Think before you dispute this. Torture, whether deliberately and maliciously inflicted or a mere side-effect of a medical condition, and its effects are well documented. Progressive insanity is well documented. Destructive addiction is well documented.
Think, and ask youirself: Given such a condition, is suicide truly a sin?
192
posted on
05/23/2003 12:46:59 PM PDT
by
demosthenes the elder
(If *I* can afford $5/month to support FR: SO CAN YOU)
To: hope
Maybe there is more to it, who knows. But I know that Linda Bowles was a gifted, wonderful writer and person. Her death is a tremendous loss.
May each of us be sensitive to those around us who are suffering - silently perhaps.
To: tictoc
"smile, tomorrow will be worse." provenance unknown
To: demosthenes the elder
Before you flame, think: It was a suicide exactly as much and in exactly the same manner as is suicide-by-cop today.I dunno. The closest I can think of Jesus coming to attacking the police was when he threw the moneychangers out of the temple.
195
posted on
05/23/2003 6:20:58 PM PDT
by
Tolerance Sucks Rocks
(There be no shelter here; the front line is everywhere!)
To: A Navy Vet
I hope G*d forgives her.
196
posted on
05/23/2003 6:21:16 PM PDT
by
Tolerance Sucks Rocks
(There be no shelter here; the front line is everywhere!)
To: demosthenes the elder
Though I was born in 1970, I am, in many ways, a throwback to the earlier culture. Unlike most of my peers, I understand that most of life is (to some degree) tedious, most of that which is not tedious is worse, very few moments remain which are unadulteratedly pleasant, and that most good things take a LOT of time and effort - and are never certain of coming to pass. That you can do EVERYTHING right and STILL LOSE. This may be a bleak outlook on life, and by modern standards might be considered "insane", but it is just the way it is. It is neither right nor wrong, it merely IS. Bet you're an optimist...:-)
197
posted on
05/23/2003 6:22:55 PM PDT
by
Tolerance Sucks Rocks
(There be no shelter here; the front line is everywhere!)
To: sinkspur
Hearing that means a lot to me.
198
posted on
05/23/2003 7:59:51 PM PDT
by
Jorge
To: CyberAnt
Because you have free will - you cannot murder yourself. Murder indicates taking the life of someone else. I call this a difference without a distinction.
If taking the life of a human is evil in God's eyes...the idea that it suddenly becomes OK when the person you murder is yourself...makes no sense at all.
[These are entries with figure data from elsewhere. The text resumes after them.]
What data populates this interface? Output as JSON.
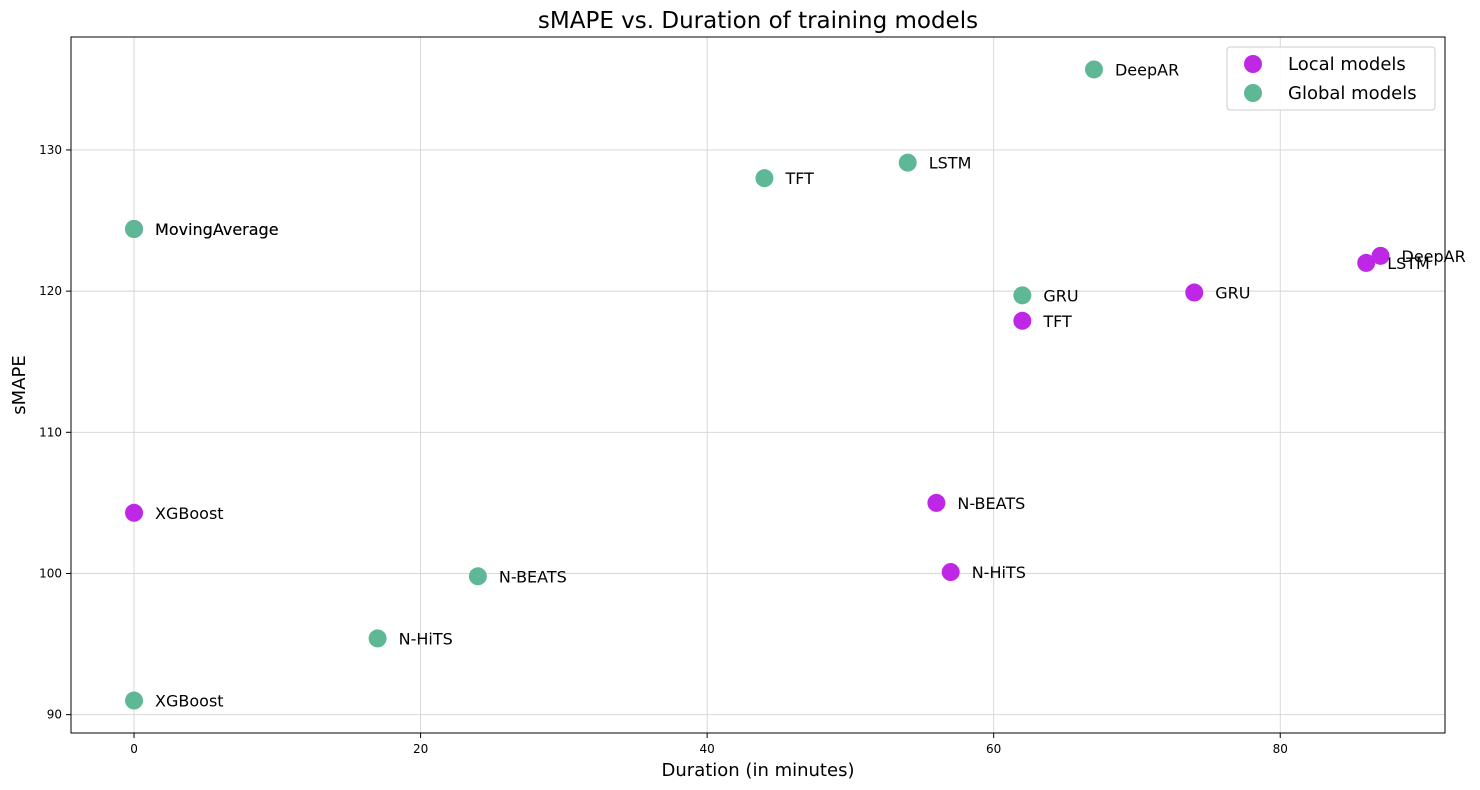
{
  "chart_data": {
    "type": "scatter",
    "title": "sMAPE vs. Duration of training models",
    "xlabel": "Duration (in minutes)",
    "ylabel": "sMAPE",
    "xlim": [
      -4.4,
      91.5
    ],
    "ylim": [
      88.7,
      138.0
    ],
    "xticks": [
      0,
      20,
      40,
      60,
      80
    ],
    "yticks": [
      90,
      100,
      110,
      120,
      130
    ],
    "grid": true,
    "legend_position": "top-right",
    "series": [
      {
        "name": "Local models",
        "color": "#bf27e6",
        "points": [
          {
            "label": "MovingAverage",
            "x": 0,
            "y": 124.4
          },
          {
            "label": "XGBoost",
            "x": 0,
            "y": 104.3
          },
          {
            "label": "N-BEATS",
            "x": 56,
            "y": 105.0
          },
          {
            "label": "N-HiTS",
            "x": 57,
            "y": 100.1
          },
          {
            "label": "TFT",
            "x": 62,
            "y": 117.9
          },
          {
            "label": "GRU",
            "x": 74,
            "y": 119.9
          },
          {
            "label": "LSTM",
            "x": 86,
            "y": 122.0
          },
          {
            "label": "DeepAR",
            "x": 87,
            "y": 122.5
          }
        ]
      },
      {
        "name": "Global models",
        "color": "#5fb895",
        "points": [
          {
            "label": "MovingAverage",
            "x": 0,
            "y": 124.4
          },
          {
            "label": "XGBoost",
            "x": 0,
            "y": 91.0
          },
          {
            "label": "N-HiTS",
            "x": 17,
            "y": 95.4
          },
          {
            "label": "N-BEATS",
            "x": 24,
            "y": 99.8
          },
          {
            "label": "TFT",
            "x": 44,
            "y": 128.0
          },
          {
            "label": "LSTM",
            "x": 54,
            "y": 129.1
          },
          {
            "label": "GRU",
            "x": 62,
            "y": 119.7
          },
          {
            "label": "DeepAR",
            "x": 67,
            "y": 135.7
          }
        ]
      }
    ]
  }
}
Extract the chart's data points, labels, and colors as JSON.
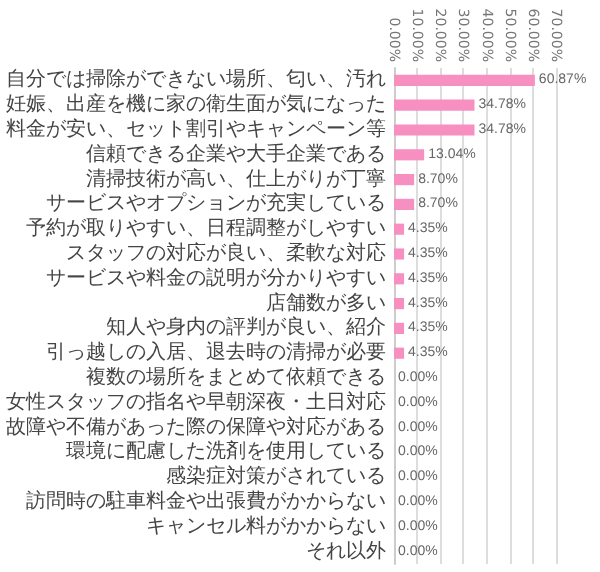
{
  "chart_data": {
    "type": "bar",
    "orientation": "horizontal",
    "color": "#f78fc0",
    "grid": "x",
    "categories": [
      "自分では掃除ができない場所、匂い、汚れ",
      "妊娠、出産を機に家の衛生面が気になった",
      "料金が安い、セット割引やキャンペーン等",
      "信頼できる企業や大手企業である",
      "清掃技術が高い、仕上がりが丁寧",
      "サービスやオプションが充実している",
      "予約が取りやすい、日程調整がしやすい",
      "スタッフの対応が良い、柔軟な対応",
      "サービスや料金の説明が分かりやすい",
      "店舗数が多い",
      "知人や身内の評判が良い、紹介",
      "引っ越しの入居、退去時の清掃が必要",
      "複数の場所をまとめて依頼できる",
      "女性スタッフの指名や早朝深夜・土日対応",
      "故障や不備があった際の保障や対応がある",
      "環境に配慮した洗剤を使用している",
      "感染症対策がされている",
      "訪問時の駐車料金や出張費がかからない",
      "キャンセル料がかからない",
      "それ以外"
    ],
    "values": [
      60.87,
      34.78,
      34.78,
      13.04,
      8.7,
      8.7,
      4.35,
      4.35,
      4.35,
      4.35,
      4.35,
      4.35,
      0,
      0,
      0,
      0,
      0,
      0,
      0,
      0
    ],
    "value_labels": [
      "60.87%",
      "34.78%",
      "34.78%",
      "13.04%",
      "8.70%",
      "8.70%",
      "4.35%",
      "4.35%",
      "4.35%",
      "4.35%",
      "4.35%",
      "4.35%",
      "0.00%",
      "0.00%",
      "0.00%",
      "0.00%",
      "0.00%",
      "0.00%",
      "0.00%",
      "0.00%"
    ],
    "xlim": [
      0,
      70
    ],
    "xticks": [
      {
        "value": 0,
        "label": "0.00%"
      },
      {
        "value": 10,
        "label": "10.00%"
      },
      {
        "value": 20,
        "label": "20.00%"
      },
      {
        "value": 30,
        "label": "30.00%"
      },
      {
        "value": 40,
        "label": "40.00%"
      },
      {
        "value": 50,
        "label": "50.00%"
      },
      {
        "value": 60,
        "label": "60.00%"
      },
      {
        "value": 70,
        "label": "70.00%"
      }
    ]
  }
}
And I still don't get where 'free will' makes it OK. Free will doesn't make any other evil OK in God's eyes. Why should killing yourself be any different?
199
posted on
05/23/2003 8:31:35 PM PDT
by
Jorge
To: yall
I want any FReepers going through a loss of a spouse to feel free to contact me and just talk about it. I've been a widow for 5 and a half years and know it is really rough even beyond the first year. But the loss is manageable day to day and it is possible to enjoy life and to contribute something even when you feel so burdened.
You cannot have your old life together back again, but you can have a fresh start eventually, and see yourself and everything else in a whole different way - enjoying the discovery and growth of the new you. Thanking God that you still have the gift of life is not disrespectful or smug - it is faithfulness.
What a double tragedy for the world that Linda lost her husband and then her own life. Now her daughter has to grieve again.
Please, widows and widowers, talk to someone who has been there and is farther along on the journey to help you through the rough spots, and don't consider giving up and putting the people in your life through this agony.